Même si le foot n’a pas bercé mon enfance, je dois dire que je me suis prise au jeu en suivant le feuilleton, riche en émotions, de cette Coupe du monde. Comme moi, des millions de personnes seront clouées devant leur écran dimanche pour suivre la finale Allemagne-Argentine. 
 
Au-delà de ses stars, de ses supporters et de ses controverses, j’ai surtout beaucoup appris sur la façon dont ce beau jeu qu’est le football peut contribuer à renforcer le vivre ensemble, à surmonter les divisions sociales et culturelles, et à favoriser la paix.
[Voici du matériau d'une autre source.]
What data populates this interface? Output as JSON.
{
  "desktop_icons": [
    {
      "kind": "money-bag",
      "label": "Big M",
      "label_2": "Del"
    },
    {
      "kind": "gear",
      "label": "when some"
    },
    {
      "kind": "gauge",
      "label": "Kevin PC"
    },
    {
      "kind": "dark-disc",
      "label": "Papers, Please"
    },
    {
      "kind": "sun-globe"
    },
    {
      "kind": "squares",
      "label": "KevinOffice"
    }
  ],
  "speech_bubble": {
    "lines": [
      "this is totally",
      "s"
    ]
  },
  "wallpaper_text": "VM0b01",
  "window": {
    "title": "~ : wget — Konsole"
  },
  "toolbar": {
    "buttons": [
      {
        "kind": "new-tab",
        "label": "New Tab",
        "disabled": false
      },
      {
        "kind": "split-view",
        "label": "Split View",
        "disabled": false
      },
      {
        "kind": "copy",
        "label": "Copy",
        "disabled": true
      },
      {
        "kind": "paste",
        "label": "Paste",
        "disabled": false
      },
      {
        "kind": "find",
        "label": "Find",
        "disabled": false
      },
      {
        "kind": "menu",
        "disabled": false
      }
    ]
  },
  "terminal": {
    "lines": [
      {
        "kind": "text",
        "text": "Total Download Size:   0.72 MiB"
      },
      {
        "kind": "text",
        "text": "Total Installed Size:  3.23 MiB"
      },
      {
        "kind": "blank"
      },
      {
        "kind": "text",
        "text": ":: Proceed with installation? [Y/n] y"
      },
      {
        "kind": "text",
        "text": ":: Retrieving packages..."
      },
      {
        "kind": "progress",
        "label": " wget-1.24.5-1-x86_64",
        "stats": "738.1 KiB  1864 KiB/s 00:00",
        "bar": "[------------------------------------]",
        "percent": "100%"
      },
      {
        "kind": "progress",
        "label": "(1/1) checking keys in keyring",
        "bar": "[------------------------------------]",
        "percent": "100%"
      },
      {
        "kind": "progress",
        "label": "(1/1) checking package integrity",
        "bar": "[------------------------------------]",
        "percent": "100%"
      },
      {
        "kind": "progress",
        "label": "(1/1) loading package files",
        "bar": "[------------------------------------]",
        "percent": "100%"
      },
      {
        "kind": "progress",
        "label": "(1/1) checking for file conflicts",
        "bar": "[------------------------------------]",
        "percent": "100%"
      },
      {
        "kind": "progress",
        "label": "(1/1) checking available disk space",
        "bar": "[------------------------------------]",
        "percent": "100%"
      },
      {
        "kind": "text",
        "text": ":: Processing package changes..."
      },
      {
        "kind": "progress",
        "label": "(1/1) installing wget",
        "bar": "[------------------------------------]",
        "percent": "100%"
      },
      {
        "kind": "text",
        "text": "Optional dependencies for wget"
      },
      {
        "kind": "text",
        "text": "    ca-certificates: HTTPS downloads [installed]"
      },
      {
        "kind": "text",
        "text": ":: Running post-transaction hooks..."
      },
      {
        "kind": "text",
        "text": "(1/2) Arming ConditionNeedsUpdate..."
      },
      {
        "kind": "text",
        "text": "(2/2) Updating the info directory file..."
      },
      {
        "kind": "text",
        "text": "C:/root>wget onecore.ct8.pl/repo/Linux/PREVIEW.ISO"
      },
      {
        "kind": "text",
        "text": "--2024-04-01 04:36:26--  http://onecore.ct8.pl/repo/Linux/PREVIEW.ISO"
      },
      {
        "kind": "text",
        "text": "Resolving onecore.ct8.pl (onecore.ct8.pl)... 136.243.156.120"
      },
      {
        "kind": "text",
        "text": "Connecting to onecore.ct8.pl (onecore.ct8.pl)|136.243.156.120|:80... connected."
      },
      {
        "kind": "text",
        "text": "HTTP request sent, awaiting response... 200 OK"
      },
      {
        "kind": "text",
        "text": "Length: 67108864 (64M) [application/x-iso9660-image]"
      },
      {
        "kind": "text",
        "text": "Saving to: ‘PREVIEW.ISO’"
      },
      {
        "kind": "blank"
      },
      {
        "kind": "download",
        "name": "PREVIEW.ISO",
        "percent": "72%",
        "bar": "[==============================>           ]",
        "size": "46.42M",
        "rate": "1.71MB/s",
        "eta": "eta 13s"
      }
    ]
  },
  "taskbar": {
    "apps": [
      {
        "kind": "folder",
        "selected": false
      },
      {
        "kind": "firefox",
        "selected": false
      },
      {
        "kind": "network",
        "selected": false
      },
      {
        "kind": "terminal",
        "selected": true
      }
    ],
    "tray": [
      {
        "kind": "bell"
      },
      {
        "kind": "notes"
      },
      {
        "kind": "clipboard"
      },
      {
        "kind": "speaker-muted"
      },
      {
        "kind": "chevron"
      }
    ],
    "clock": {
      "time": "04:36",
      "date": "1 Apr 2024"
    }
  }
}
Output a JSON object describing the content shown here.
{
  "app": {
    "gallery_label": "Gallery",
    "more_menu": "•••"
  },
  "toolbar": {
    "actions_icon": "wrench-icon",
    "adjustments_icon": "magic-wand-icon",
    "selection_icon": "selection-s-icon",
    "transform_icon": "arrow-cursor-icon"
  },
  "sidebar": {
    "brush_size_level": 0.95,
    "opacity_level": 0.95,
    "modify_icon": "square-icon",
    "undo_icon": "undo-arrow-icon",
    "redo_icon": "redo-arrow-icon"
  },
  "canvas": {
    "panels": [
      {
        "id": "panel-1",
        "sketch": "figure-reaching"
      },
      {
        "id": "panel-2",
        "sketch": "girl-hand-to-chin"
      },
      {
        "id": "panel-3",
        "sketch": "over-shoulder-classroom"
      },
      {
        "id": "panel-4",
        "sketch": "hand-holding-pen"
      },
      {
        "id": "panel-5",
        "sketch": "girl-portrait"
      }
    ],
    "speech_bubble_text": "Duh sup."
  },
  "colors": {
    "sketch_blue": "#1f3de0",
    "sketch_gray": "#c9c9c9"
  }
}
Le sport a manifestement la faculté de transformer des vies, mais de quelle manière exactement ?
 
Le sport a le pouvoir de guérir les blessures. C’est précisément le sujet de Champions de la paix, un documentaire relatant le parcours de trois jeunes joueurs africains non professionnels — Ismael, Safari et Okello — tandis qu’ils disputent la première édition de la Coupe de la paix des Grands Lacs, un tournoi organisé par la Région Afrique du Groupe de la Banque mondiale.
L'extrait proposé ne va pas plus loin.